Tribunal Administratif de Montreuil — Décision N° TA93-2413274

jeudi 5 décembre 2024

JuridictionTribunal Administratif de Montreuil
SectionTribunal Administratif de Montreuil
N° DossierTA93-2413274
TypeOrdonnance
RecoursExcès de pouvoir

Résumé IA

Le Tribunal administratif de Montreuil a rejeté la requête de M. A, qui contestait la décision du ministre de l'intérieur du 29 août 2024 invalidant son permis de conduire pour solde de points nul. Le requérant soutenait ne pas être l'auteur de l'infraction du 10 août 2024, mais ce moyen a été jugé inopérant, l'appréciation de l'imputabilité d'une infraction relevant du juge judiciaire. La requête a été rejetée par ordonnance sur le fondement de l'article R. 222-1, 7° du code de justice administrative, en raison d'un moyen inopérant et de l'expiration du délai de recours.

Texte intégral

Vu la procédure suivante :

Par une requête enregistrée le 18 septembre 2024, M. B A doit être regardé comme demandant au tribunal d'annuler la décision référencée 48SI du 29 août 2024 par laquelle le ministre de l'intérieur a constaté l'invalidité de son permis de conduire en raison d'un solde de points nul ainsi que la décision portant retrait de points à la suite de l'infraction du 10 août 2024.

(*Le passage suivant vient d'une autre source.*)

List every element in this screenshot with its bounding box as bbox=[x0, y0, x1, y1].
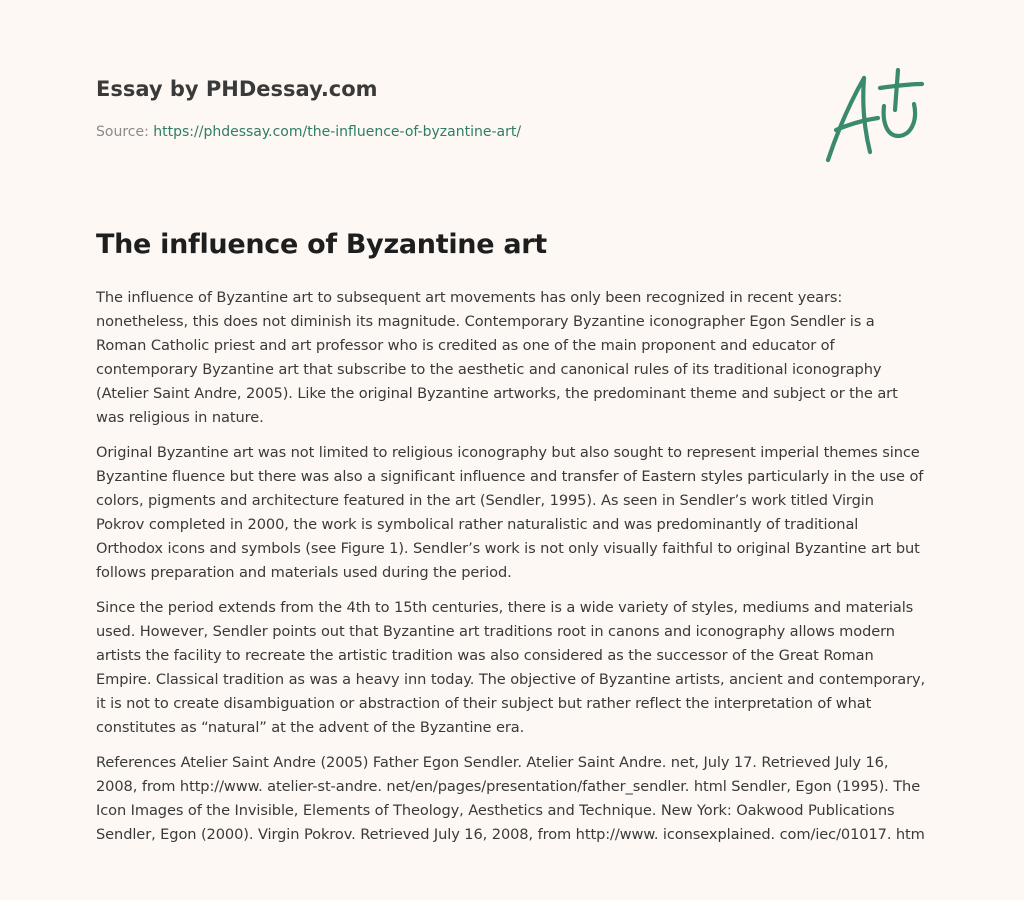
essay-paragraph: Since the period extends from the 4th to 15th centuries, there is a wide variety of styles, mediums and materials used. However, Sendler points out that Byzantine art traditions root in canons and iconography allows modern artists the facility to recreate the artistic tradition was also considered as the successor of the Great Roman Empire. Classical tradition as was a heavy inn today. The objective of Byzantine artists, ancient and contemporary, it is not to create disambiguation or abstraction of their subject but rather reflect the interpretation of what constitutes as “natural” at the advent of the Byzantine era. bbox=[96, 599, 926, 736]
a-plus-logo-icon bbox=[818, 66, 930, 166]
essay-article bbox=[96, 226, 926, 858]
page-header bbox=[96, 74, 796, 142]
source-line bbox=[96, 122, 796, 142]
references-paragraph: References Atelier Saint Andre (2005) Father Egon Sendler. Atelier Saint Andre. net, July 17. Retrieved July 16, 2008, from http://www. atelier-st-andre. net/en/pages/presentation/father_sendler. html Sendler, Egon (1995). The Icon Images of the Invisible, Elements of Theology, Aesthetics and Technique. New York: Oakwood Publications Sendler, Egon (2000). Virgin Pokrov. Retrieved July 16, 2008, from http://www. iconsexplained. com/iec/01017. htm bbox=[96, 754, 925, 843]
essay-paragraph: Original Byzantine art was not limited to religious iconography but also sought to represent imperial themes since Byzantine fluence but there was also a significant influence and transfer of Eastern styles particularly in the use of colors, pigments and architecture featured in the art (Sendler, 1995). As seen in Sendler’s work titled Virgin Pokrov completed in 2000, the work is symbolical rather naturalistic and was predominantly of traditional Orthodox icons and symbols (see Figure 1). Sendler’s work is not only visually faithful to original Byzantine art but follows preparation and materials used during the period. bbox=[96, 444, 924, 581]
site-title: Essay by PHDessay.com bbox=[96, 77, 378, 101]
essay-title: The influence of Byzantine art bbox=[96, 229, 547, 260]
essay-paragraph: The influence of Byzantine art to subsequent art movements has only been recognized in recent years: nonetheless, this does not diminish its magnitude. Contemporary Byzantine iconographer Egon Sendler is a Roman Catholic priest and art professor who is credited as one of the main proponent and educator of contemporary Byzantine art that subscribe to the aesthetic and canonical rules of its traditional iconography (Atelier Saint Andre, 2005). Like the original Byzantine artworks, the predominant theme and subject or the art was religious in nature. bbox=[96, 289, 898, 426]
source-link[interactable]: https://phdessay.com/the-influence-of-byzantine-art/ bbox=[153, 124, 522, 140]
source-label: Source: bbox=[96, 124, 149, 140]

Vu les autres pièces du dossier.

Vu le code de justice administrative.

La présidente du tribunal a désigné Mme Syndique, première conseillère, en application de l'article R. 222-13 du code de justice administrative.

Considérant ce qui suit :

1. Aux termes de l'article R. 222-1 du code de justice administrative : " () les présidents de formation de jugement des tribunaux () peuvent, par ordonnance : () 7° Rejeter, après l'expiration du délai de recours ou, lorsqu'un mémoire complémentaire a été annoncé, après la production de ce mémoire, les requêtes ne comportant que des moyens de légalité externe manifestement infondés, des moyens irrecevables, des moyens inopérants ou des moyens qui ne sont assortis que de faits manifestement insusceptibles de venir à leur soutien ou ne sont manifestement pas assortis des précisions permettant d'en apprécier le bien-fondé. () ". Aux termes de l'article R. 222-16 du même code : " Pour les affaires visées à l'article R. 222-13, les attributions dévolues par les dispositions réglementaires du présent code à la formation de jugement ou à son président sont exercées par le magistrat compétent en vertu de cet article ".

2. En application des article 529 et suivants du code de procédure pénale, il appartient au contrevenant qui conteste avoir commis une infraction au code de la route de formuler une requête en exonération auprès du service indiqué dans l'avis de contravention. Il résulte de ces dispositions que l'appréciation de l'imputabilité à un conducteur d'une infraction au code de la route relève de l'office du juge judiciaire dans le cadre de la procédure pénale et que le contrevenant ne peut utilement soulever devant le juge administratif un moyen tiré de ce qu'il n'est pas l'auteur d'une infraction ayant entrainé un retrait de points.

3. Pour demander l'annulation de la décision référencée 48 SI du 29 août 2024 par laquelle le ministre de l'intérieur a constaté l'invalidation de son permis de conduire pour solde de points nul, M. A se borne à soutenir qu'il n'est pas l'auteur de l'infraction du 10 août 2024. Dès lors que l'intéressé ne soulève qu'un unique moyen inopérant et que le délai de recours contentieux est expiré, la requête peut être rejetée par ordonnance en application des dispositions précitées du 7° de l'article R. 222-1 du code de justice administrative.

O R D O N N E :

Article 1er : La requête de M. A est rejetée.

Article 2 : La présente ordonnance sera notifiée à M. B A.

Fait à Montreuil, le 5 décembre 2024.

La magistrate désignée,

N. Syndique

La République mande et ordonne au ministre de l'intérieur en ce qui le concerne ou à tous commissaires de justice à ce requis en ce qui concerne les voies de droit commun contre les parties privées, de pourvoir à l'exécution de la présente décision.